Located on 3427 Crenshaw Blvd., the office lies in the heart of the Crenshaw District, one of the city's last predominately African-American communities. It is one of three that the campaign has opened this month – the others being in Van Nuys and East L.A.
At the opening ceremony on Feb. 15, Villaraigosa told those in attendance that the coalition he has built up during his term would continue the work he has started since being elected in 2005.
"We've laid a solid foundation for the future and we are going to build on it with better jobs, better education for our children and safer streets for everyone," Villaraigosa said, "We've brought people together and gotten things done, that is what this election is about."
Villaraigosa won the mayoral race four years ago with the support of the African-American community, including influential backers such as Rep. Maxine Waters, Councilman Bernard Parks and Earvin "Magic" Johnson.
After winning 33 percent during the general election, he defeated incumbent James Hahn in a run-off two months later.
Despite fierce opposition to his handling of the L.A. Unified School District the past two years from members of the community, the mayor has mostly enjoyed a popular first term.
A poll conducted on November 4 by the Thomas and Dorothy Leavy Center at Loyola Marymount University showed that Villaraigosa had a 61 percent job approval rating.
In the same poll, African-Americans gave him a 50 percent approval rating.
The election is expected to serve as a springboard for his potential entry into the governor's race next year. Villaraigosa told the Associated Press on Feb. 9 that he would consider running regardless if he is re-elected.

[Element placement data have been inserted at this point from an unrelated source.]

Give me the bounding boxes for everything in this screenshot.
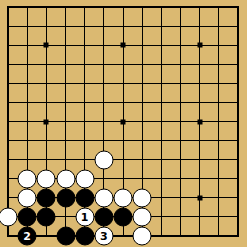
- white-stone: [0, 207, 18, 226]
- star-point: [197, 195, 202, 200]
- grid-line-vertical: [237, 6, 239, 237]
- white-stone: [94, 188, 113, 207]
- move-number-label: 3: [100, 231, 108, 242]
- grid-line-horizontal: [7, 140, 239, 141]
- star-point: [44, 119, 49, 124]
- white-stone: [18, 188, 37, 207]
- white-stone: 1: [75, 207, 94, 226]
- star-point: [197, 43, 202, 48]
- black-stone: [18, 207, 37, 226]
- move-number-label: 1: [81, 211, 89, 222]
- white-stone: [37, 169, 56, 188]
- star-point: [121, 119, 126, 124]
- black-stone: [37, 207, 56, 226]
- grid-line-vertical: [161, 6, 162, 237]
- black-stone: [75, 188, 94, 207]
- white-stone: [56, 169, 75, 188]
- white-stone: 3: [94, 227, 113, 246]
- black-stone: [75, 227, 94, 246]
- white-stone: [133, 207, 152, 226]
- go-board: 123: [0, 0, 247, 247]
- grid-line-vertical: [180, 6, 181, 237]
- grid-line-vertical: [218, 6, 219, 237]
- white-stone: [114, 188, 133, 207]
- black-stone: [114, 207, 133, 226]
- star-point: [197, 119, 202, 124]
- black-stone: [56, 227, 75, 246]
- move-number-label: 2: [23, 231, 31, 242]
- black-stone: 2: [18, 227, 37, 246]
- white-stone: [18, 169, 37, 188]
- grid-line-horizontal: [7, 235, 239, 237]
- white-stone: [133, 188, 152, 207]
- grid-line-horizontal: [7, 159, 239, 160]
- white-stone: [94, 150, 113, 169]
- black-stone: [94, 207, 113, 226]
- star-point: [121, 43, 126, 48]
- black-stone: [37, 188, 56, 207]
- white-stone: [133, 227, 152, 246]
- star-point: [44, 43, 49, 48]
- black-stone: [56, 188, 75, 207]
- white-stone: [75, 169, 94, 188]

"I can tell you that I will look at the issue further down the road, but I'm focused on this job and focused on re-election," he said.
Highlights of his term have included overseeing the city's lowest crime rate since 1961 and spearheading the movement to make Los Angeles a "green city." The city currently generates 10 percent of its energy from renewable sources and is expected to reach 20 percent by next year.
The mayor is expected to face minimal opposition from the 21 challengers that have entered the race, the most prominent being local attorney Walter Moore who finished sixth in the 2005 election.